3. For each $i$, the secret key $sk_i$ of $P_i$ is equal to $\sum_{j\in \mathsf{QUAL}} s_{ji}$. For any set $\mathcal{V}$ of at least $t+1$ participants, the secret key $sk$ is equal to $\sum_{i \in \mathcal{V}} sk_i\cdot\lambda_{i,\mathcal{V}}$.

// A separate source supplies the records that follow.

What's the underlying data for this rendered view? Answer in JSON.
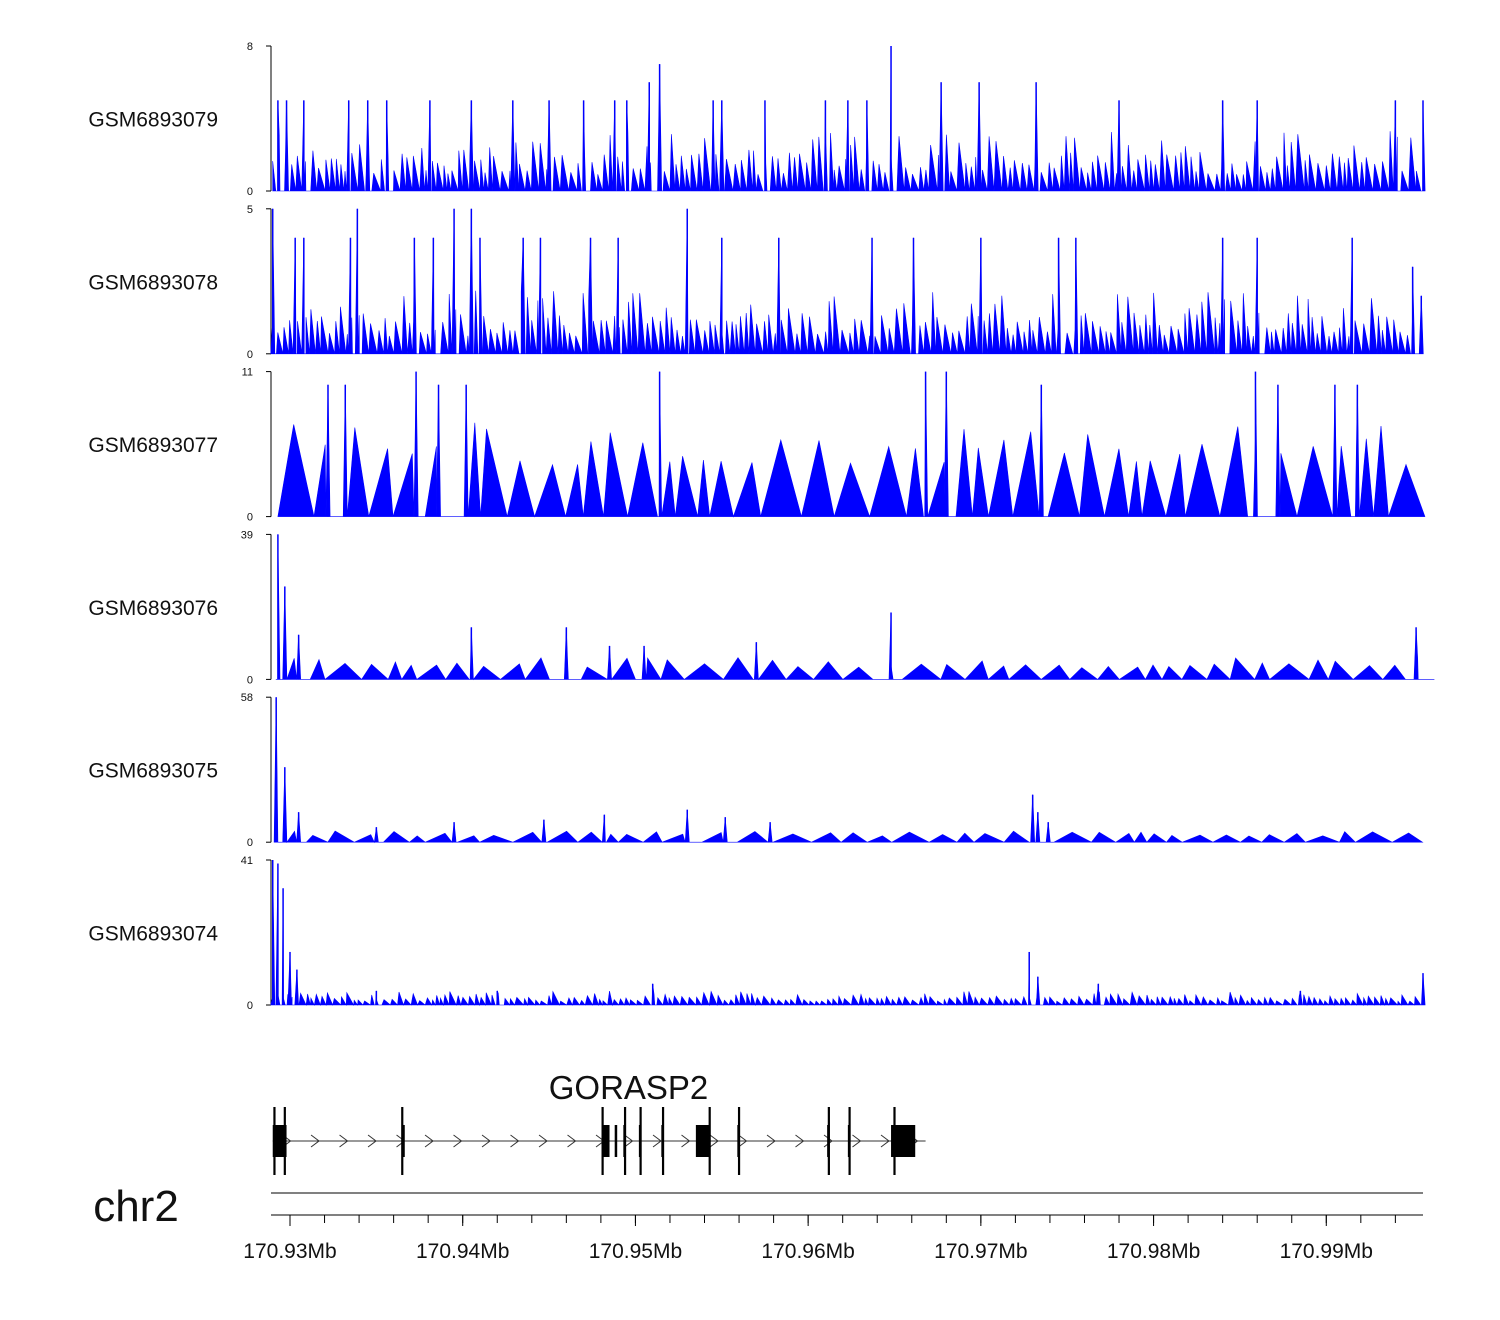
{
  "chart_data": {
    "type": "area",
    "title": "",
    "series_color": "#0000ff",
    "chromosome": "chr2",
    "xlim_mb": [
      170.9289,
      170.9956
    ],
    "x_ticks_mb": [
      170.93,
      170.94,
      170.95,
      170.96,
      170.97,
      170.98,
      170.99
    ],
    "x_tick_labels": [
      "170.93Mb",
      "170.94Mb",
      "170.95Mb",
      "170.96Mb",
      "170.97Mb",
      "170.98Mb",
      "170.99Mb"
    ],
    "tracks": [
      {
        "name": "GSM6893079",
        "ymin": 0,
        "ymax": 8,
        "ymin_label": "0",
        "ymax_label": "8",
        "peaks": [
          [
            170.9293,
            5
          ],
          [
            170.9298,
            5
          ],
          [
            170.9308,
            5
          ],
          [
            170.9334,
            5
          ],
          [
            170.9345,
            5
          ],
          [
            170.9356,
            5
          ],
          [
            170.9381,
            5
          ],
          [
            170.9405,
            5
          ],
          [
            170.9429,
            5
          ],
          [
            170.945,
            5
          ],
          [
            170.947,
            5
          ],
          [
            170.9488,
            5
          ],
          [
            170.9495,
            5
          ],
          [
            170.9508,
            6
          ],
          [
            170.9514,
            7
          ],
          [
            170.9545,
            5
          ],
          [
            170.955,
            5
          ],
          [
            170.9575,
            5
          ],
          [
            170.961,
            5
          ],
          [
            170.9623,
            5
          ],
          [
            170.9634,
            5
          ],
          [
            170.9648,
            8
          ],
          [
            170.9677,
            6
          ],
          [
            170.9699,
            6
          ],
          [
            170.9732,
            6
          ],
          [
            170.978,
            5
          ],
          [
            170.984,
            5
          ],
          [
            170.986,
            5
          ],
          [
            170.994,
            5
          ],
          [
            170.9956,
            5
          ]
        ],
        "floor": 1.5,
        "shape": "dense"
      },
      {
        "name": "GSM6893078",
        "ymin": 0,
        "ymax": 5,
        "ymin_label": "0",
        "ymax_label": "5",
        "peaks": [
          [
            170.929,
            5
          ],
          [
            170.9303,
            4
          ],
          [
            170.9308,
            4
          ],
          [
            170.9335,
            4
          ],
          [
            170.9339,
            5
          ],
          [
            170.9372,
            4
          ],
          [
            170.9383,
            4
          ],
          [
            170.9395,
            5
          ],
          [
            170.9405,
            5
          ],
          [
            170.941,
            4
          ],
          [
            170.9435,
            4
          ],
          [
            170.9445,
            4
          ],
          [
            170.9474,
            4
          ],
          [
            170.949,
            4
          ],
          [
            170.953,
            5
          ],
          [
            170.955,
            4
          ],
          [
            170.9583,
            4
          ],
          [
            170.9637,
            4
          ],
          [
            170.9661,
            4
          ],
          [
            170.97,
            4
          ],
          [
            170.9745,
            4
          ],
          [
            170.9755,
            4
          ],
          [
            170.984,
            4
          ],
          [
            170.986,
            4
          ],
          [
            170.9915,
            4
          ],
          [
            170.995,
            3
          ],
          [
            170.9955,
            2
          ]
        ],
        "floor": 1,
        "shape": "dense"
      },
      {
        "name": "GSM6893077",
        "ymin": 0,
        "ymax": 11,
        "ymin_label": "0",
        "ymax_label": "11",
        "peaks": [
          [
            170.9322,
            10
          ],
          [
            170.9332,
            10
          ],
          [
            170.9373,
            11
          ],
          [
            170.9386,
            10
          ],
          [
            170.9402,
            10
          ],
          [
            170.9514,
            11
          ],
          [
            170.9668,
            11
          ],
          [
            170.968,
            11
          ],
          [
            170.9735,
            10
          ],
          [
            170.9859,
            11
          ],
          [
            170.9872,
            10
          ],
          [
            170.9905,
            10
          ],
          [
            170.9918,
            10
          ]
        ],
        "floor": 5.5,
        "shape": "sparse"
      },
      {
        "name": "GSM6893076",
        "ymin": 0,
        "ymax": 39,
        "ymin_label": "0",
        "ymax_label": "39",
        "peaks": [
          [
            170.9293,
            39
          ],
          [
            170.9297,
            25
          ],
          [
            170.9305,
            12
          ],
          [
            170.9405,
            14
          ],
          [
            170.946,
            14
          ],
          [
            170.9485,
            9
          ],
          [
            170.9505,
            9
          ],
          [
            170.957,
            10
          ],
          [
            170.9648,
            18
          ],
          [
            170.9952,
            14
          ]
        ],
        "floor": 4.5,
        "shape": "sparse"
      },
      {
        "name": "GSM6893075",
        "ymin": 0,
        "ymax": 58,
        "ymin_label": "0",
        "ymax_label": "58",
        "peaks": [
          [
            170.9292,
            58
          ],
          [
            170.9297,
            30
          ],
          [
            170.9305,
            12
          ],
          [
            170.935,
            6
          ],
          [
            170.9395,
            8
          ],
          [
            170.9447,
            9
          ],
          [
            170.9482,
            11
          ],
          [
            170.953,
            13
          ],
          [
            170.9552,
            10
          ],
          [
            170.9578,
            8
          ],
          [
            170.973,
            19
          ],
          [
            170.9733,
            12
          ],
          [
            170.9739,
            8
          ]
        ],
        "floor": 3.5,
        "shape": "sparse"
      },
      {
        "name": "GSM6893074",
        "ymin": 0,
        "ymax": 41,
        "ymin_label": "0",
        "ymax_label": "41",
        "peaks": [
          [
            170.929,
            41
          ],
          [
            170.9293,
            40
          ],
          [
            170.9296,
            33
          ],
          [
            170.93,
            15
          ],
          [
            170.9304,
            10
          ],
          [
            170.935,
            4
          ],
          [
            170.942,
            4
          ],
          [
            170.951,
            6
          ],
          [
            170.9728,
            15
          ],
          [
            170.9733,
            8
          ],
          [
            170.9768,
            6
          ],
          [
            170.9885,
            4
          ],
          [
            170.9956,
            9
          ]
        ],
        "floor": 1.8,
        "shape": "dense"
      }
    ],
    "gene": {
      "name": "GORASP2",
      "strand": "+",
      "start_mb": 170.929,
      "end_mb": 170.9668,
      "exons_mb": [
        [
          170.929,
          170.9297
        ],
        [
          170.9296,
          170.9298
        ],
        [
          170.9365,
          170.9366
        ],
        [
          170.9481,
          170.9485
        ],
        [
          170.9488,
          170.9489
        ],
        [
          170.9493,
          170.9494
        ],
        [
          170.9502,
          170.9503
        ],
        [
          170.9515,
          170.9516
        ],
        [
          170.9535,
          170.9543
        ],
        [
          170.9541,
          170.9542
        ],
        [
          170.9559,
          170.956
        ],
        [
          170.9611,
          170.9612
        ],
        [
          170.9623,
          170.9624
        ],
        [
          170.9648,
          170.965
        ],
        [
          170.965,
          170.9662
        ]
      ]
    }
  }
}
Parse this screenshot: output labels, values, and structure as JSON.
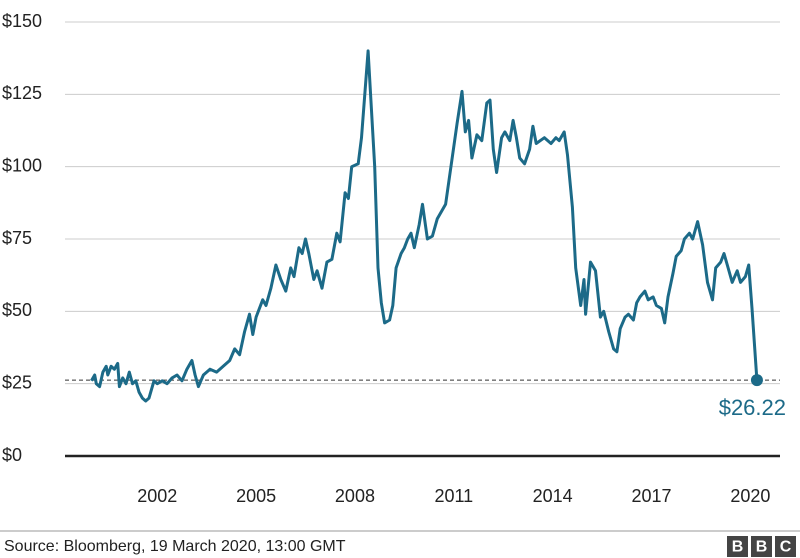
{
  "chart_data": {
    "type": "line",
    "series": [
      {
        "color": "#1c6a88",
        "x": [
          2000.0,
          2000.1,
          2000.15,
          2000.25,
          2000.35,
          2000.45,
          2000.5,
          2000.6,
          2000.7,
          2000.8,
          2000.85,
          2000.95,
          2001.05,
          2001.15,
          2001.25,
          2001.35,
          2001.45,
          2001.55,
          2001.65,
          2001.75,
          2001.9,
          2002.0,
          2002.15,
          2002.3,
          2002.45,
          2002.6,
          2002.75,
          2002.9,
          2003.05,
          2003.15,
          2003.25,
          2003.4,
          2003.6,
          2003.8,
          2004.0,
          2004.2,
          2004.35,
          2004.5,
          2004.65,
          2004.8,
          2004.9,
          2005.0,
          2005.2,
          2005.3,
          2005.45,
          2005.6,
          2005.75,
          2005.9,
          2006.05,
          2006.15,
          2006.3,
          2006.4,
          2006.5,
          2006.6,
          2006.75,
          2006.85,
          2007.0,
          2007.15,
          2007.3,
          2007.45,
          2007.55,
          2007.7,
          2007.8,
          2007.9,
          2008.1,
          2008.2,
          2008.4,
          2008.5,
          2008.6,
          2008.7,
          2008.8,
          2008.9,
          2009.05,
          2009.15,
          2009.25,
          2009.4,
          2009.5,
          2009.6,
          2009.7,
          2009.8,
          2009.95,
          2010.05,
          2010.2,
          2010.35,
          2010.5,
          2010.75,
          2010.85,
          2011.1,
          2011.25,
          2011.35,
          2011.45,
          2011.55,
          2011.7,
          2011.85,
          2012.0,
          2012.1,
          2012.2,
          2012.3,
          2012.45,
          2012.55,
          2012.7,
          2012.8,
          2012.9,
          2013.0,
          2013.15,
          2013.3,
          2013.4,
          2013.5,
          2013.75,
          2013.95,
          2014.1,
          2014.2,
          2014.35,
          2014.45,
          2014.6,
          2014.7,
          2014.85,
          2014.95,
          2015.0,
          2015.15,
          2015.3,
          2015.45,
          2015.55,
          2015.7,
          2015.85,
          2015.95,
          2016.05,
          2016.2,
          2016.3,
          2016.45,
          2016.55,
          2016.65,
          2016.8,
          2016.9,
          2017.05,
          2017.15,
          2017.3,
          2017.4,
          2017.5,
          2017.65,
          2017.75,
          2017.9,
          2018.0,
          2018.15,
          2018.25,
          2018.4,
          2018.55,
          2018.7,
          2018.85,
          2018.95,
          2019.1,
          2019.2,
          2019.3,
          2019.45,
          2019.6,
          2019.7,
          2019.85,
          2019.95,
          2020.05,
          2020.2
        ],
        "values": [
          26,
          28,
          25,
          24,
          29,
          31,
          28,
          31,
          30,
          32,
          24,
          27,
          25,
          29,
          25,
          26,
          22,
          20,
          19,
          20,
          26,
          25,
          26,
          25,
          27,
          28,
          26,
          30,
          33,
          28,
          24,
          28,
          30,
          29,
          31,
          33,
          37,
          35,
          43,
          49,
          42,
          48,
          54,
          52,
          58,
          66,
          61,
          57,
          65,
          62,
          72,
          70,
          75,
          70,
          61,
          64,
          58,
          67,
          68,
          77,
          74,
          91,
          89,
          100,
          101,
          110,
          140,
          120,
          100,
          65,
          53,
          46,
          47,
          52,
          65,
          70,
          72,
          75,
          77,
          72,
          80,
          87,
          75,
          76,
          82,
          87,
          95,
          115,
          126,
          112,
          116,
          103,
          111,
          109,
          122,
          123,
          106,
          98,
          110,
          112,
          109,
          116,
          110,
          103,
          101,
          106,
          114,
          108,
          110,
          108,
          110,
          109,
          112,
          104,
          86,
          65,
          52,
          61,
          49,
          67,
          64,
          48,
          50,
          43,
          37,
          36,
          44,
          48,
          49,
          47,
          53,
          55,
          57,
          54,
          55,
          52,
          51,
          46,
          55,
          63,
          69,
          71,
          75,
          77,
          75,
          81,
          73,
          60,
          54,
          65,
          67,
          70,
          66,
          60,
          64,
          60,
          62,
          66,
          51,
          26.22
        ]
      }
    ],
    "annotations": [
      {
        "x": 2020.2,
        "value": 26.22,
        "label": "$26.22"
      }
    ],
    "xlim": [
      1999.2,
      2020.9
    ],
    "xticks": [
      2002,
      2005,
      2008,
      2011,
      2014,
      2017,
      2020
    ],
    "ylim": [
      0,
      150
    ],
    "yticks": [
      {
        "value": 0,
        "label": "$0"
      },
      {
        "value": 25,
        "label": "$25"
      },
      {
        "value": 50,
        "label": "$50"
      },
      {
        "value": 75,
        "label": "$75"
      },
      {
        "value": 100,
        "label": "$100"
      },
      {
        "value": 125,
        "label": "$125"
      },
      {
        "value": 150,
        "label": "$150"
      }
    ],
    "grid": true,
    "source": "Source: Bloomberg, 19 March 2020, 13:00 GMT",
    "logo": [
      "B",
      "B",
      "C"
    ]
  }
}
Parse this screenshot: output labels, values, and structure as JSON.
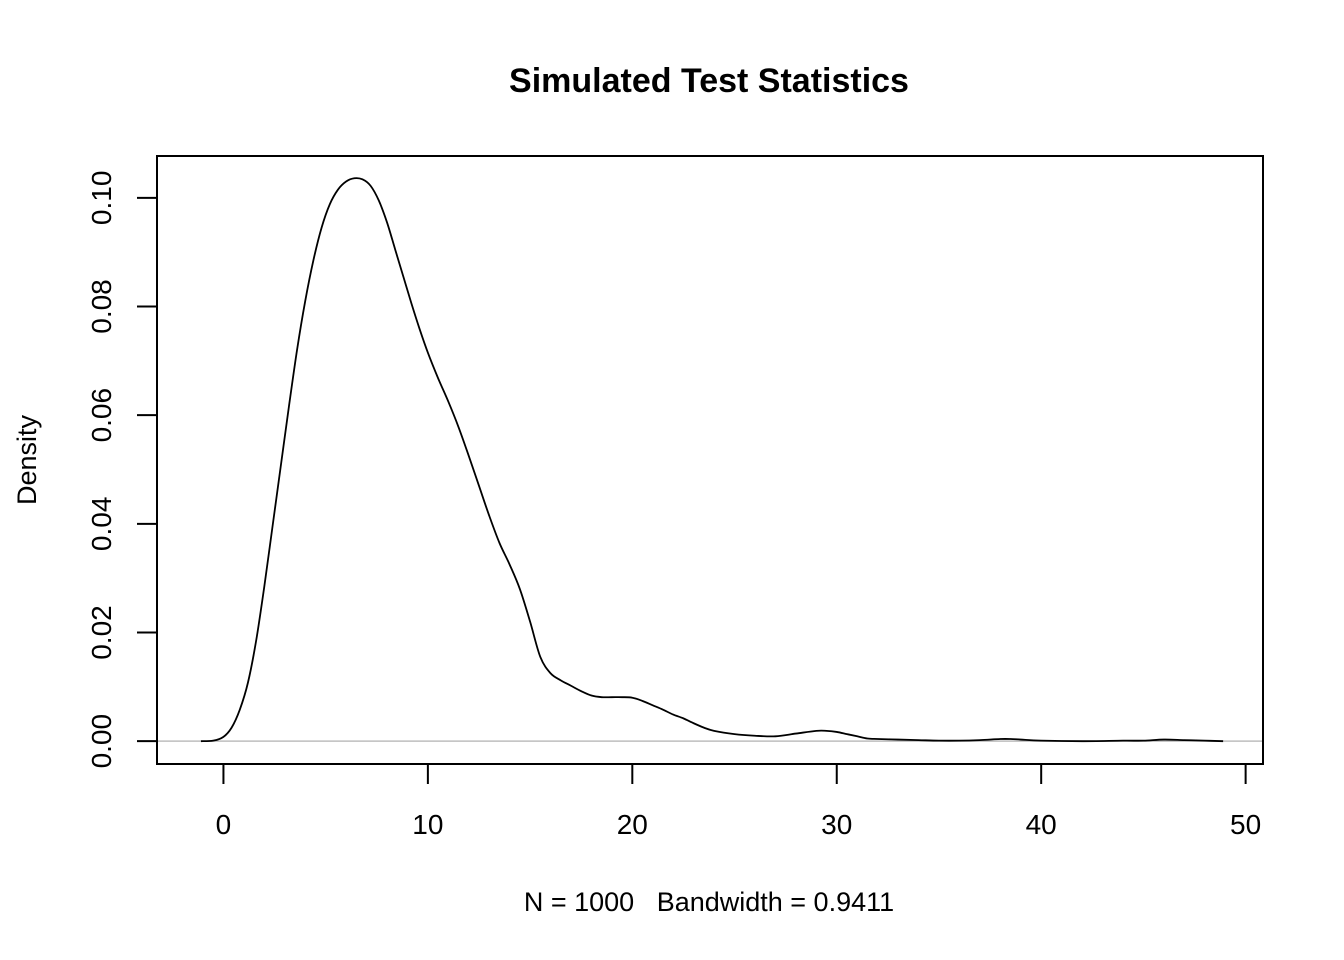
{
  "chart_data": {
    "type": "line",
    "title": "Simulated Test Statistics",
    "xlabel": "N = 1000   Bandwidth = 0.9411",
    "ylabel": "Density",
    "xlim": [
      -3.25,
      50.85
    ],
    "ylim": [
      -0.0042,
      0.1077
    ],
    "x_ticks": [
      0,
      10,
      20,
      30,
      40,
      50
    ],
    "x_tick_labels": [
      "0",
      "10",
      "20",
      "30",
      "40",
      "50"
    ],
    "y_ticks": [
      0,
      0.02,
      0.04,
      0.06,
      0.08,
      0.1
    ],
    "y_tick_labels": [
      "0.00",
      "0.02",
      "0.04",
      "0.06",
      "0.08",
      "0.10"
    ],
    "baseline": {
      "y": 0,
      "color": "#bebebe"
    },
    "grid": false,
    "legend": "none",
    "line_color": "#000000",
    "series": [
      {
        "x": [
          -1.1,
          -0.5,
          0,
          0.4,
          0.8,
          1.2,
          1.6,
          2.0,
          2.4,
          2.8,
          3.2,
          3.6,
          4.0,
          4.4,
          4.8,
          5.2,
          5.6,
          6.0,
          6.4,
          6.8,
          7.2,
          7.6,
          8.0,
          8.4,
          8.8,
          9.2,
          9.6,
          10.0,
          10.5,
          11.0,
          11.5,
          12.0,
          12.5,
          13.0,
          13.5,
          14.0,
          14.5,
          15.0,
          15.5,
          16.0,
          16.5,
          17.0,
          17.5,
          18.0,
          18.5,
          19.0,
          19.5,
          20.0,
          20.5,
          21.0,
          21.5,
          22.0,
          22.5,
          23.0,
          23.5,
          24.0,
          25.0,
          26.0,
          27.0,
          28.0,
          29.0,
          29.5,
          30.0,
          30.5,
          31.0,
          31.5,
          32.0,
          33.0,
          34.0,
          35.0,
          36.0,
          37.0,
          38.0,
          38.5,
          39.0,
          40.0,
          42.0,
          44.0,
          45.0,
          46.0,
          47.0,
          48.0,
          48.9
        ],
        "y": [
          0.0,
          0.0001,
          0.0008,
          0.0025,
          0.0058,
          0.0108,
          0.0185,
          0.0285,
          0.0395,
          0.0505,
          0.0615,
          0.072,
          0.081,
          0.0885,
          0.0945,
          0.0988,
          0.1015,
          0.103,
          0.1036,
          0.1034,
          0.1022,
          0.0995,
          0.0955,
          0.0905,
          0.0855,
          0.0805,
          0.0758,
          0.0715,
          0.0668,
          0.0625,
          0.0578,
          0.0525,
          0.047,
          0.0415,
          0.0365,
          0.0325,
          0.028,
          0.022,
          0.0155,
          0.0125,
          0.0112,
          0.0102,
          0.0092,
          0.0084,
          0.0081,
          0.0081,
          0.0081,
          0.008,
          0.0074,
          0.0066,
          0.0058,
          0.0049,
          0.0042,
          0.0033,
          0.0025,
          0.0019,
          0.0013,
          0.001,
          0.0009,
          0.0014,
          0.0019,
          0.0019,
          0.0017,
          0.0013,
          0.0009,
          0.0005,
          0.0004,
          0.0003,
          0.0002,
          0.0001,
          0.0001,
          0.0002,
          0.0004,
          0.0004,
          0.0003,
          0.0001,
          0.0,
          0.0001,
          0.0001,
          0.0003,
          0.0002,
          0.0001,
          0.0
        ]
      }
    ]
  }
}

Extracting: The process works as follows:

1. Each participant $P_i$ in the set $\mathsf{QUAL}$ publishes $A_{ij}=g^{a_{ij}}$ for $j=0,1,2,\dots,t$.
2. Each participant $P_j$ verifies $A_{ij}$ for each $i$. Specifically, $P_j$ checks whether $g^{s_{ij}}\stackrel{?}{=} \prod_{k=0}^{t}A_{ik}^{j^k}.$ If the check fails for some $i$, $P_j$ complains against $P_i$.
3. For each $i$ that $P_i$ receives at least one valid complaint, all other parties run Pedersen VSS to reconstruct $f_i(z)$, and restore $s_{i0}$ and $A_{ij}$ for $j=0,1,...,t$. The public key is equal to $pk= \prod_{i \in \mathsf{QUAL}}A_{i0}$.
4. The public key $pk_i$ of $P_i$ is calculated as $pk_i=g^{sk_i}=\prod_{j \in \mathsf{QUAL}}g^{s_{ji}}= \prod_{j \in \mathsf{QUAL}}\prod_{k=0}^{t}A_{jk}^{i^k}$.

The security proof of the DKG protocol can be found in GJKR99.